While the need is clear, actually making ecommerce more profitable is easier said than done. The vast majority (90%) of retail executives surveyed said they have a good sense of the ecommerce improvements they need to make, but 40% said investing in those improvements is a struggle.

“Most retailers, certainly retailers over $1 billion in revenue, understand the current state of their commerce engine and have an ambition to revise and modernize it, but that’s expensive and it takes time,” said Anderson. “Some of this is organizational. It’s hard for these large, complex organizations to change rapidly. Their warehouses are built around delivering a product to the physical store very efficiently, but not to somebody’s home or 5,000 people’s homes. There are a lot of silos that still exist within these organizations in their systems and processes.

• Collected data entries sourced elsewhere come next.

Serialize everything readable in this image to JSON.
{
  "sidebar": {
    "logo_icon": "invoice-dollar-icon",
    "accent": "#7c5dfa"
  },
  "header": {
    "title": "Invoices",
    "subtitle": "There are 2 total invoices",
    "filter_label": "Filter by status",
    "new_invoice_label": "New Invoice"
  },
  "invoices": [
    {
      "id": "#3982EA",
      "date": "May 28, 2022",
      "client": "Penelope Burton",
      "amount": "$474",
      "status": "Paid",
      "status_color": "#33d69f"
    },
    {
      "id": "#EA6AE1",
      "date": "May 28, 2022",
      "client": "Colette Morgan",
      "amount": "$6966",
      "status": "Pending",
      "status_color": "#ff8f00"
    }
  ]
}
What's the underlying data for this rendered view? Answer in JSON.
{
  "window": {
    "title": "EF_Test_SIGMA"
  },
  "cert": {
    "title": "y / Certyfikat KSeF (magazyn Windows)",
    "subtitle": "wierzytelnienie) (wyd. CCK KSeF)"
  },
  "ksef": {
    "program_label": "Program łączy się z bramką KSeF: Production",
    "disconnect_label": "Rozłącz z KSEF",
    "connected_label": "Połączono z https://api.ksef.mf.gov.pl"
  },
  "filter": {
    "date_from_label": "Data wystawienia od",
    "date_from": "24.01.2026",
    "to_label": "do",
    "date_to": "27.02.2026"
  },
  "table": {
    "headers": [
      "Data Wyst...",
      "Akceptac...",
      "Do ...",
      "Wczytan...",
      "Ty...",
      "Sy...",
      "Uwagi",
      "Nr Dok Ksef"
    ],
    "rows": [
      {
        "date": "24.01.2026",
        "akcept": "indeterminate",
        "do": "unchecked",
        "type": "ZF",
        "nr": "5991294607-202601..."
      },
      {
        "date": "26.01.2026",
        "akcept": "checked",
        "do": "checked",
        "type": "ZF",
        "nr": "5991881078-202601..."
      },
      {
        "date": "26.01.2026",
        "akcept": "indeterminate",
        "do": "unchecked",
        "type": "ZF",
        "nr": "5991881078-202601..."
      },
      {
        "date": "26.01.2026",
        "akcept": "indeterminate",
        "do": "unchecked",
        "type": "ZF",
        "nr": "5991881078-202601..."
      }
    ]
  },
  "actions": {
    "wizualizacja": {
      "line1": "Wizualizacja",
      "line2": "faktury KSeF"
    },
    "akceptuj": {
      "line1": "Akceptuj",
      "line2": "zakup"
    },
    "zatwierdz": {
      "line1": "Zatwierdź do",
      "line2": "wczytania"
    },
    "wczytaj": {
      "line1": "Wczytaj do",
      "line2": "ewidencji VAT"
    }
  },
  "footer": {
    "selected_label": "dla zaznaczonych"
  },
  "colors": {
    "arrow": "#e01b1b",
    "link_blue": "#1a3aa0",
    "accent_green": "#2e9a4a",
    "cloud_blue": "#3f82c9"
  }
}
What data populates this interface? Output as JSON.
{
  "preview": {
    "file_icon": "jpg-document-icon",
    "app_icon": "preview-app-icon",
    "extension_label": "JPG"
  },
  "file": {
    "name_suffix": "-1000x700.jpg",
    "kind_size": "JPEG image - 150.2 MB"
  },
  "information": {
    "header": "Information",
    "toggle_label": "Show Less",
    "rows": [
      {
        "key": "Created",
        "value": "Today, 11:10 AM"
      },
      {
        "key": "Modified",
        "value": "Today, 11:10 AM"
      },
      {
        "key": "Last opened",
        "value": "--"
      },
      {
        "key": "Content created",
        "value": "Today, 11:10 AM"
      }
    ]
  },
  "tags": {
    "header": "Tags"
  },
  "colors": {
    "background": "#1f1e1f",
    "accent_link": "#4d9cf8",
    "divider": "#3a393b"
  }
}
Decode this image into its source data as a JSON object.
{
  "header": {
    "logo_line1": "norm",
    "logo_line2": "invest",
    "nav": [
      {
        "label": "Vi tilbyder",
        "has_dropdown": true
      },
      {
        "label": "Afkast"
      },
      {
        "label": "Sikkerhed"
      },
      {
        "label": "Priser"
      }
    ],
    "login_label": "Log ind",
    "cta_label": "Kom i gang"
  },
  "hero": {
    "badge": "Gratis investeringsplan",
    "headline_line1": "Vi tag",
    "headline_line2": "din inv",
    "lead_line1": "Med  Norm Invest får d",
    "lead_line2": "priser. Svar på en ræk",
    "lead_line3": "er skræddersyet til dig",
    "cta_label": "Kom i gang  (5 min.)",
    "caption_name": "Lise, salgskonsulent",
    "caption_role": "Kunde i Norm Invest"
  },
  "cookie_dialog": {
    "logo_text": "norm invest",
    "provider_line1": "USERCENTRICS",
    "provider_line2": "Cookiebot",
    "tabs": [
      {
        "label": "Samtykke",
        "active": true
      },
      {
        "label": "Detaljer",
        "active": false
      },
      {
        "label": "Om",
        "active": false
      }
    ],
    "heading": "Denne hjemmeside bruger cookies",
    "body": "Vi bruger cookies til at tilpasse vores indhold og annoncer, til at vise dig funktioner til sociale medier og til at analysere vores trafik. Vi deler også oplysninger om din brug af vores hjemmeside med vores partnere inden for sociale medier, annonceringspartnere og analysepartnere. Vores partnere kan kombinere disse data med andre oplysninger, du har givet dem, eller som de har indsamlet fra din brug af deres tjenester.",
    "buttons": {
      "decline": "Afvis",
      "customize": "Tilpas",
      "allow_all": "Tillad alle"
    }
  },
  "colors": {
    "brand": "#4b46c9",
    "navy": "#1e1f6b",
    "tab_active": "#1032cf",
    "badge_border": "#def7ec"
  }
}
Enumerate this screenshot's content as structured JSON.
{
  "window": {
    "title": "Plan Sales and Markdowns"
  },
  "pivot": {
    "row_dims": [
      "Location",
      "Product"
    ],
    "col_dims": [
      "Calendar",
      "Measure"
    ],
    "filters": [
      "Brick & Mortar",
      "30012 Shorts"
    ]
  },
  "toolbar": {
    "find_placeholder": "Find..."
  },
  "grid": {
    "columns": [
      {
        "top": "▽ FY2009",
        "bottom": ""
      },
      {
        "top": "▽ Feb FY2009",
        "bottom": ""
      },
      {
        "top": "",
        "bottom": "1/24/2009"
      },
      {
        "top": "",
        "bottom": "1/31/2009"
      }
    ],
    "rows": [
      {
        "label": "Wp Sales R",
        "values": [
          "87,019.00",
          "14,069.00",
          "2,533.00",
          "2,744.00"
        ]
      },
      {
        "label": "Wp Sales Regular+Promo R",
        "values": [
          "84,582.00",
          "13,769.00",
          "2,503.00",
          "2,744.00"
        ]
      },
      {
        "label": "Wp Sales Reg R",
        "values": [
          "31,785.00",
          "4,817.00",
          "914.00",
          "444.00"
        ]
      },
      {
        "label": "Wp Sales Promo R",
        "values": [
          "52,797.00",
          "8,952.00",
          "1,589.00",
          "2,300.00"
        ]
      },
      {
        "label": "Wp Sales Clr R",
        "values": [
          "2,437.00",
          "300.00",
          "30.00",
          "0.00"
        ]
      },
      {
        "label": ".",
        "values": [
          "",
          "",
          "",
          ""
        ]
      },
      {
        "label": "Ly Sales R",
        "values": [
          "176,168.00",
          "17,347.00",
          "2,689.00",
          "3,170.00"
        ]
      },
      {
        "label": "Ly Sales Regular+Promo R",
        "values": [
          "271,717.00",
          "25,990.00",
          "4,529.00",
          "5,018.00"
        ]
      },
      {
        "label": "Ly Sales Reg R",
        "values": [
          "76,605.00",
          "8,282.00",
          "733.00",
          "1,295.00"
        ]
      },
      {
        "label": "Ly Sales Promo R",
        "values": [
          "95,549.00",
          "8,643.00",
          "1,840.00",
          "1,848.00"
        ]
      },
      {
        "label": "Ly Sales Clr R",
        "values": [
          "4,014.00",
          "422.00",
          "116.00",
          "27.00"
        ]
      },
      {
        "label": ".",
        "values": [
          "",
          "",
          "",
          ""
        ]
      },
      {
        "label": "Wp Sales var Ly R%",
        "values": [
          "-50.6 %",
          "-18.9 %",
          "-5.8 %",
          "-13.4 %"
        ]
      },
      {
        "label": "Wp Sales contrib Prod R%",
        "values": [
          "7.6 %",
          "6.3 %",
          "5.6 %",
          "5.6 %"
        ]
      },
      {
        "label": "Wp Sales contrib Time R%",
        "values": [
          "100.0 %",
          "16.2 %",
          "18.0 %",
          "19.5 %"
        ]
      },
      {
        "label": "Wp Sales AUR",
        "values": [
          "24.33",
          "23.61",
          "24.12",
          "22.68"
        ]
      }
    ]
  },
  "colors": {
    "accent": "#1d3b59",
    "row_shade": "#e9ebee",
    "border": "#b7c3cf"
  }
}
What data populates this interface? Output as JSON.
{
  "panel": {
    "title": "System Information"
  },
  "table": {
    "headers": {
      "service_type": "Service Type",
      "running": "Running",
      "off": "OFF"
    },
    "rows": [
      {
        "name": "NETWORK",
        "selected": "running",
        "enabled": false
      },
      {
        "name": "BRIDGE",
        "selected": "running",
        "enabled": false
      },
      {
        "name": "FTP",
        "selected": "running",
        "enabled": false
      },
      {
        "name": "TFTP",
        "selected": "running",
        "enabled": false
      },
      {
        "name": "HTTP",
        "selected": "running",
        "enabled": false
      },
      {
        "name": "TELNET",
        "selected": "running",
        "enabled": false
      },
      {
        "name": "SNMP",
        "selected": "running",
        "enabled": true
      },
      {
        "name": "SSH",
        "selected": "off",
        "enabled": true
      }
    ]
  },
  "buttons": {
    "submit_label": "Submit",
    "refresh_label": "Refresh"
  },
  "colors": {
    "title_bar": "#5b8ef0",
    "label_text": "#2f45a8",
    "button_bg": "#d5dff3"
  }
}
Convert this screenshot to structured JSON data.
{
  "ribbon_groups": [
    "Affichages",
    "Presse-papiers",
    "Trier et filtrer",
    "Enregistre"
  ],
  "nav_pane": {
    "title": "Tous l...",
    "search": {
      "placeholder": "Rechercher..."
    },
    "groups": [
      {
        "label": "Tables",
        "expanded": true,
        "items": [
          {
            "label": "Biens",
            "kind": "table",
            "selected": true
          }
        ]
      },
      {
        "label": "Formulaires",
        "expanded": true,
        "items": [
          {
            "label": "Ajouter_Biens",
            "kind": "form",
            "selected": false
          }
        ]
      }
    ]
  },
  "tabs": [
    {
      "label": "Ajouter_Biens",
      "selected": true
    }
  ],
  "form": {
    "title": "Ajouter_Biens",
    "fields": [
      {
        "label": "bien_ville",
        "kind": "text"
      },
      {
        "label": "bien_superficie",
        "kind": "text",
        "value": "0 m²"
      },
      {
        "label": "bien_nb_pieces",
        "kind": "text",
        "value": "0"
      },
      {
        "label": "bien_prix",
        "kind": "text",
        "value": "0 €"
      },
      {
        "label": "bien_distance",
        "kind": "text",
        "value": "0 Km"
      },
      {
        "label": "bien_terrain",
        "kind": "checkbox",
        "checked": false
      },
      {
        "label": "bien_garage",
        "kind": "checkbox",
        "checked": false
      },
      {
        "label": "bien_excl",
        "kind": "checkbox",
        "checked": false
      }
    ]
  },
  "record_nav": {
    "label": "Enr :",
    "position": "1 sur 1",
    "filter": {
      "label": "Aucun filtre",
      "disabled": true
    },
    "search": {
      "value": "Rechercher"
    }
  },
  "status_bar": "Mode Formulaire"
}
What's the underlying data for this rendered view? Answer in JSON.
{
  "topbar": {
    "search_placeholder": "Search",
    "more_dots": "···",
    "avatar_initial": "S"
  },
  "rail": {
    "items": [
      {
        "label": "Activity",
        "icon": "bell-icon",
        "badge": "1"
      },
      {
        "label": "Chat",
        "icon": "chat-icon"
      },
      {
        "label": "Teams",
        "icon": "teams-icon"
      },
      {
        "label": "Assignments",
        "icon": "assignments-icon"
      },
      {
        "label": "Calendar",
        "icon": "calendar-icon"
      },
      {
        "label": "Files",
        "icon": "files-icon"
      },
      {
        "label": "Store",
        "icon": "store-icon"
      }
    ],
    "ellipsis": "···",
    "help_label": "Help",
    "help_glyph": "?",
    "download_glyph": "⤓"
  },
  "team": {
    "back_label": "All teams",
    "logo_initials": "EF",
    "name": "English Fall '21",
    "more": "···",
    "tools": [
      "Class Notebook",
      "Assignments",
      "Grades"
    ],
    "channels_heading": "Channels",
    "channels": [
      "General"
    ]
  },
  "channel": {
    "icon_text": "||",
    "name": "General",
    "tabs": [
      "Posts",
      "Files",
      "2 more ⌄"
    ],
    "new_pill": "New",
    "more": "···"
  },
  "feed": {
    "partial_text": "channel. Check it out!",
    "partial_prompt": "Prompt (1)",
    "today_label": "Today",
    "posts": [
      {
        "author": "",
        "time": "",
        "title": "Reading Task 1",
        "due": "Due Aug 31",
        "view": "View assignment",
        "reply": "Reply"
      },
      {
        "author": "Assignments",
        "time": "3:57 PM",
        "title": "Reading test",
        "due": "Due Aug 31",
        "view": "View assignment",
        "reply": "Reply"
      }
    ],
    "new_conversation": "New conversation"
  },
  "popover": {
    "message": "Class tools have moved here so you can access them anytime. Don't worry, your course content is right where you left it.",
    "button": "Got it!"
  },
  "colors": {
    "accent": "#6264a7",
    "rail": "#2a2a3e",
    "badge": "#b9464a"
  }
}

“Leadership is also a huge area of challenge, especially leadership around digital transformation and understanding, not so much the ‘what,’ but the ‘how,’” Anderson added. “This big shift in the technology industry toward agile development promises to really increase the time to value [the amount of time it takes to realize the benefits of a solution]. It’s a game changer, but it requires a whole different way of working, and more importantly, it requires a non-hierarchical operating process on the technology and business teams — [and] that requires a new way of leadership, a new way of management thinking.”